Faced with falling prices and weak demand in a slowing economy, coal companies will find it an opportune time for mergers and acquisitions, industry experts said on Tuesday. [Photo/China Daily] |
The National Energy Administration said the government will offer unspecified financial support for the process to raise the industrial concentration level and promote the development of small players that are losing money.
Zeng Hao, a coal analyst with consultancy Fenwei Energy Co, which is based in China's biggest coal-producing region of Shanxi province, said that government aid will help the M&A process.
In response to the NEA's comment, shares of major coal companies soared on Tuesday. China Coal Energy Co Ltd, the listed arm of the China National Coal Group Corp, gained by the 10 percent daily limit to 11.24 yuan ($1.82). China Shenhua Energy Co Ltd, the listed arm of the country's biggest coal producer Shenhua Group, also closed limit-up at 26.29 yuan.
Market rumors have said these giants will merge. But Zeng said that the possibility of such a tie-up is low because the companies do not compete in either the domestic or foreign markets, so there is little rationale for a merger.
Calls to Shenhua were unanswered, and a secretary in the managing director's office at China Coal Energy said he knew nothing about any such merger.

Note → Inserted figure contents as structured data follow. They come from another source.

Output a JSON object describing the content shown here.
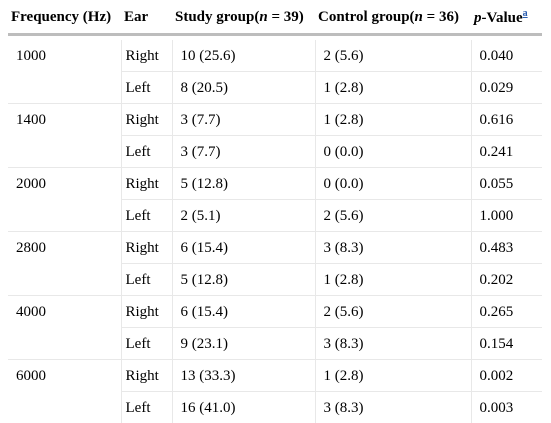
{
  "table": {
    "headers": {
      "frequency": "Frequency (Hz)",
      "ear": "Ear",
      "study_prefix": "Study group(",
      "study_n": "n",
      "study_suffix": " = 39)",
      "control_prefix": "Control group(",
      "control_n": "n",
      "control_suffix": " = 36)",
      "p_italic": "p",
      "p_rest": "-Value",
      "p_footnote": "a"
    },
    "rows": [
      {
        "frequency": "1000",
        "ear": "Right",
        "study": "10 (25.6)",
        "control": "2 (5.6)",
        "p": "0.040"
      },
      {
        "frequency": "",
        "ear": "Left",
        "study": "8 (20.5)",
        "control": "1 (2.8)",
        "p": "0.029"
      },
      {
        "frequency": "1400",
        "ear": "Right",
        "study": "3 (7.7)",
        "control": "1 (2.8)",
        "p": "0.616"
      },
      {
        "frequency": "",
        "ear": "Left",
        "study": "3 (7.7)",
        "control": "0 (0.0)",
        "p": "0.241"
      },
      {
        "frequency": "2000",
        "ear": "Right",
        "study": "5 (12.8)",
        "control": "0 (0.0)",
        "p": "0.055"
      },
      {
        "frequency": "",
        "ear": "Left",
        "study": "2 (5.1)",
        "control": "2 (5.6)",
        "p": "1.000"
      },
      {
        "frequency": "2800",
        "ear": "Right",
        "study": "6 (15.4)",
        "control": "3 (8.3)",
        "p": "0.483"
      },
      {
        "frequency": "",
        "ear": "Left",
        "study": "5 (12.8)",
        "control": "1 (2.8)",
        "p": "0.202"
      },
      {
        "frequency": "4000",
        "ear": "Right",
        "study": "6 (15.4)",
        "control": "2 (5.6)",
        "p": "0.265"
      },
      {
        "frequency": "",
        "ear": "Left",
        "study": "9 (23.1)",
        "control": "3 (8.3)",
        "p": "0.154"
      },
      {
        "frequency": "6000",
        "ear": "Right",
        "study": "13 (33.3)",
        "control": "1 (2.8)",
        "p": "0.002"
      },
      {
        "frequency": "",
        "ear": "Left",
        "study": "16 (41.0)",
        "control": "3 (8.3)",
        "p": "0.003"
      }
    ]
  }
}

The NEA press office said there was no official information on the deal.
Liu Dongna, a coal analyst with Shandong-based consultancy Sublime China Information Group Co Ltd, said that the rumor has been going around since 2008.
"It's a good time for them to merge because of falling coal prices," she said. "The government tried to help the market last year by cutting taxes and restricting coal imports. But nothing much happened.
"Market-driven mergers and acquisitions will remake the industry and support its development," she said.
According to Liu, many small coal companies are quite willing to merge with diversified mining companies.
An anonymous industry source told China Daily that China Coal Energy's profits are low and the quality of its mining resources are far inferior to Shenhua's. And up to 80 percent of China Coal Energy's revenue depends on coal, severely limiting its growth potential in a gloomy market.
"Only Shenhua has ability to help it. There is still a possibility of a merger between the two if the government wants to do it," the source said.